2022 New Zealand floods
- Date: 18–21 August 2022
- Location: Nationwide;
- Property damage: NZ$67.8 million (US$41.8 million)

= 2022 New Zealand floods =

August 2022 nationwide flooding of New Zealand

The 2022 New Zealand floods occurred between 18 and 21 August 2022 in both the North and South Island. Effects of the flooding included landslides, damaged homes and roads, including highway blockages due to fallen trees and floodwater. Over 500 households were evacuated. The cause of the high amount of rainfall has been attributed to an atmospheric river. The estimated insurance loss of the flood was NZ$67.8 million (US$41.8 million).

== History ==
=== 18 August ===
On the third day, 230 homes in Nelson had been evacuated. Emergency minister Kieran McAnulty pledged $200,000 to help communities affected by the flooding via a mayoral relief fund. A sailboat had near Auckland, and there was a slipped home in Tāhunanui. Between Tuesday and Friday of the flooding, Nelson experienced 172 mm of rain, more than twice the August monthly average rainfall of 80 mm. During that same period, Paradise Peak had experienced 795 mm of rain, and Dawson Falls recorded over 1 m. Within 24 hours, parts of the South Island had over 300 mm of rain. Between Tuesday and Thursday, Nelson had 106 mm of rain.

=== 19 August ===
On the fourth day, the total number of evacuations in Nelson reached 411 households, a displacement of 1,200 people. In Waitara, school children were sent home in the case that a bridge of the town closes, which would leave families split on each side of the river. Parts of the Marlborough Sounds had been cut off.

=== 20 August ===
On 20 August, the total number of evacuations reached 570. This was an increase of 100 overnight in Nelson and Tasman. The rain had stopped in Nelson, and some people were allowed back into their homes. The water levels of the Waimea and Wairoa Rivers begun to lower, although the Maitai River had risen overnight. Residents of Richmond were evacuated from their homes after a creek burst its banks. A part of State Highway 6 in Atawhai and Hira was opened for two hours to allow residents in to leave the area. State Highway 60 between Appleby and Richmond was closed. and State Highway 63 was also closed. The road between Takaka hill and Collingwood was blocked due to a slip on Birds Hill. There were also road closures in Marlborough. Collingwood lost phone, cellphone, and internet coverage. Nelson airport temporarily closed in Nelson due to flooding, but it had reopened by 8am. At 10:30am MetService removed all weather warnings and watches except for a weather watch in Fiordland. Residents of Marlborough and Redwood Valley were asked to conserve water. Marlborough had a leak in their potable water supply. The Nelson water treatment plant's water supply had been damaged, so residents were urged to conserve water.

== Aftermath ==
In October 2022, it was reported by the Insurance Council that there were 3,165 weather-related claims in August, reaching $48 million. Of this, 1,917 claims, valued $22 million, were made in the Nelson and Tasman districts.
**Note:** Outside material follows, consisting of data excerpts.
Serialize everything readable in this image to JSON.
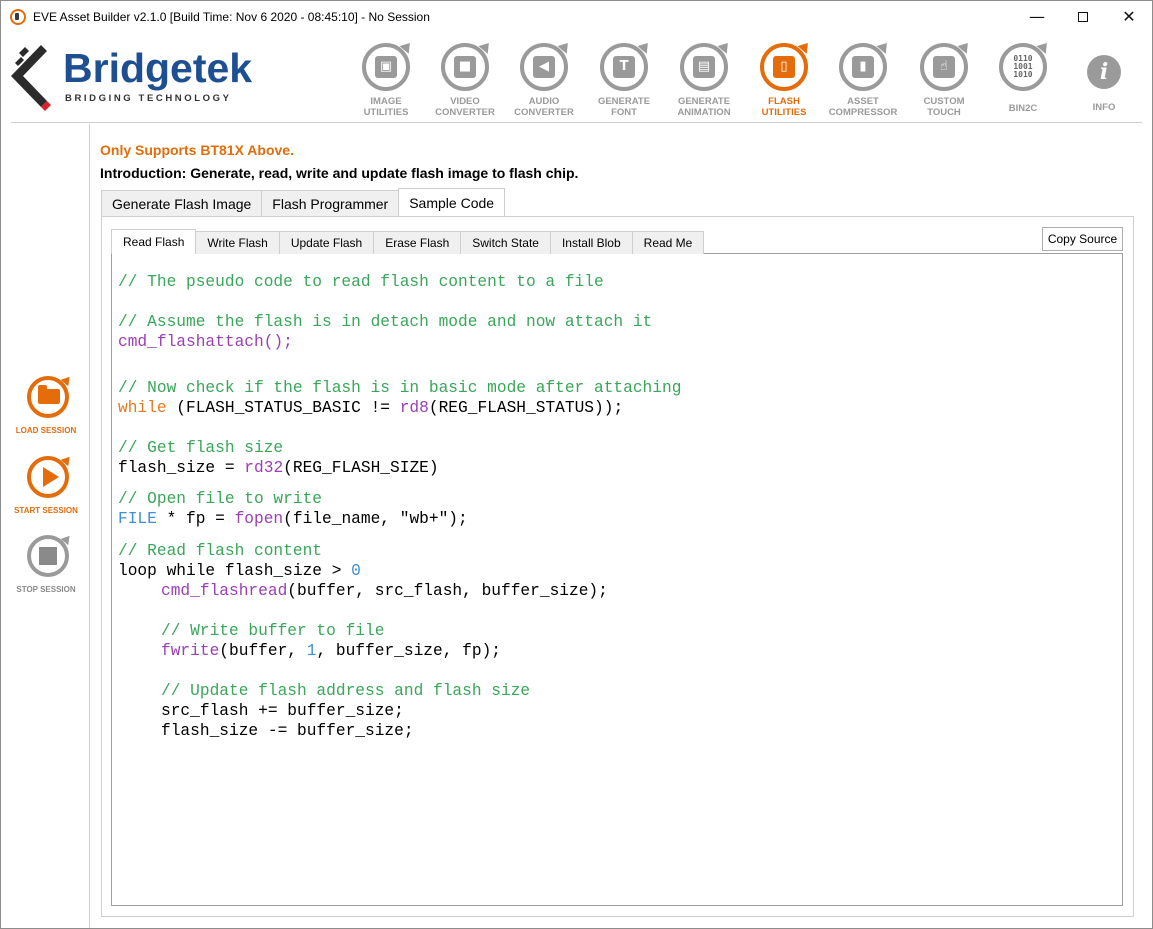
{
  "window": {
    "title": "EVE Asset Builder v2.1.0 [Build Time: Nov  6 2020 - 08:45:10] - No Session",
    "minimize": "—",
    "close": "✕"
  },
  "logo": {
    "name": "Bridgetek",
    "tagline": "BRIDGING     TECHNOLOGY"
  },
  "toolbar": {
    "image": {
      "line1": "IMAGE",
      "line2": "UTILITIES",
      "glyph": "▣"
    },
    "video": {
      "line1": "VIDEO",
      "line2": "CONVERTER",
      "glyph": "■"
    },
    "audio": {
      "line1": "AUDIO",
      "line2": "CONVERTER",
      "glyph": "◀"
    },
    "font": {
      "line1": "GENERATE",
      "line2": "FONT",
      "glyph": "T"
    },
    "animation": {
      "line1": "GENERATE",
      "line2": "ANIMATION",
      "glyph": "▤"
    },
    "flash": {
      "line1": "FLASH",
      "line2": "UTILITIES",
      "glyph": "▯"
    },
    "compressor": {
      "line1": "ASSET",
      "line2": "COMPRESSOR",
      "glyph": "▮"
    },
    "touch": {
      "line1": "CUSTOM",
      "line2": "TOUCH",
      "glyph": "☝"
    },
    "bin2c": {
      "line1": "BIN2C",
      "glyph_1": "0110",
      "glyph_2": "1001",
      "glyph_3": "1010"
    },
    "info": {
      "line1": "INFO",
      "glyph": "i"
    }
  },
  "sidebar": {
    "load": "LOAD SESSION",
    "start": "START SESSION",
    "stop": "STOP SESSION"
  },
  "notice": "Only Supports BT81X Above.",
  "intro": "Introduction: Generate, read, write and update flash image to flash chip.",
  "outer_tabs": [
    "Generate Flash Image",
    "Flash Programmer",
    "Sample Code"
  ],
  "inner_tabs": [
    "Read Flash",
    "Write Flash",
    "Update Flash",
    "Erase Flash",
    "Switch State",
    "Install Blob",
    "Read Me"
  ],
  "copy_button": "Copy Source",
  "code": {
    "l1": "// The pseudo code to read flash content to a file",
    "l2": "// Assume the flash is in detach mode and now attach it",
    "l3": "cmd_flashattach();",
    "l4_kw": "while",
    "l4_a": " (FLASH_STATUS_BASIC != ",
    "l4_fn": "rd8",
    "l4_b": "(REG_FLASH_STATUS));",
    "l4c": "// Now check if the flash is in basic mode after attaching",
    "l5": "// Get flash size",
    "l6_a": "flash_size = ",
    "l6_fn": "rd32",
    "l6_b": "(REG_FLASH_SIZE)",
    "l7": "// Open file to write",
    "l8_ty": "FILE",
    "l8_a": " * fp = ",
    "l8_fn": "fopen",
    "l8_b": "(file_name, \"wb+\");",
    "l9": "// Read flash content",
    "l10_a": "loop while flash_size > ",
    "l10_num": "0",
    "l11_fn": "cmd_flashread",
    "l11_b": "(buffer, src_flash, buffer_size);",
    "l12": "// Write buffer to file",
    "l13_fn": "fwrite",
    "l13_a": "(buffer, ",
    "l13_num": "1",
    "l13_b": ", buffer_size, fp);",
    "l14": "// Update flash address and flash size",
    "l15": "src_flash += buffer_size;",
    "l16": "flash_size -= buffer_size;"
  }
}
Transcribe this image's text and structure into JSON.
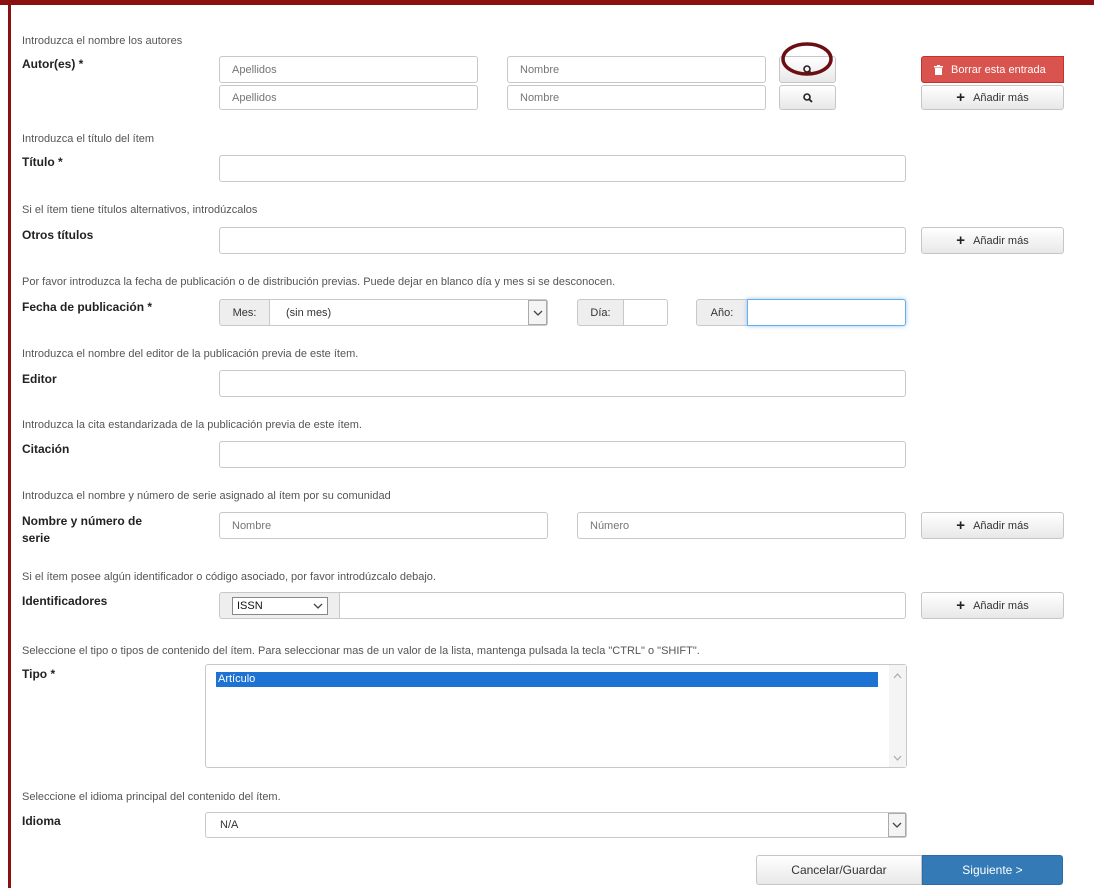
{
  "authors": {
    "help": "Introduzca el nombre los autores",
    "label": "Autor(es) *",
    "rows": [
      {
        "surname_placeholder": "Apellidos",
        "name_placeholder": "Nombre"
      },
      {
        "surname_placeholder": "Apellidos",
        "name_placeholder": "Nombre"
      }
    ],
    "delete_label": "Borrar esta entrada",
    "add_more_label": "Añadir más"
  },
  "title": {
    "help": "Introduzca el título del ítem",
    "label": "Título *"
  },
  "other_titles": {
    "help": "Si el ítem tiene títulos alternativos, introdúzcalos",
    "label": "Otros títulos",
    "add_more_label": "Añadir más"
  },
  "pub_date": {
    "help": "Por favor introduzca la fecha de publicación o de distribución previas. Puede dejar en blanco día y mes si se desconocen.",
    "label": "Fecha de publicación *",
    "month_label": "Mes:",
    "month_value": "(sin mes)",
    "day_label": "Día:",
    "year_label": "Año:"
  },
  "publisher": {
    "help": "Introduzca el nombre del editor de la publicación previa de este ítem.",
    "label": "Editor"
  },
  "citation": {
    "help": "Introduzca la cita estandarizada de la publicación previa de este ítem.",
    "label": "Citación"
  },
  "series": {
    "help": "Introduzca el nombre y número de serie asignado al ítem por su comunidad",
    "label_line1": "Nombre y número de",
    "label_line2": "serie",
    "name_placeholder": "Nombre",
    "number_placeholder": "Número",
    "add_more_label": "Añadir más"
  },
  "identifiers": {
    "help": "Si el ítem posee algún identificador o código asociado, por favor introdúzcalo debajo.",
    "label": "Identificadores",
    "type_value": "ISSN",
    "add_more_label": "Añadir más"
  },
  "type": {
    "help": "Seleccione el tipo o tipos de contenido del ítem. Para seleccionar mas de un valor de la lista, mantenga pulsada la tecla \"CTRL\" o \"SHIFT\".",
    "label": "Tipo *",
    "options": [
      "Artículo"
    ]
  },
  "language": {
    "help": "Seleccione el idioma principal del contenido del ítem.",
    "label": "Idioma",
    "value": "N/A"
  },
  "actions": {
    "cancel_label": "Cancelar/Guardar",
    "next_label": "Siguiente >"
  },
  "colors": {
    "frame": "#8b1010",
    "danger": "#d9534f",
    "primary": "#337ab7",
    "selected": "#1e73d2"
  }
}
A year after the flooding, in August 2023, the New Zealand government and the Nelson Council, decided to buy out 14 homes that became unlivable due to the flooding. The total cost was around $12 million, where the New Zealand government paid half. The Nelson Council will vote on whether they will pay the other half in on 14 September.

Over 40 locations in the country had record or near-record levels in rainfall for the 2022 Winter.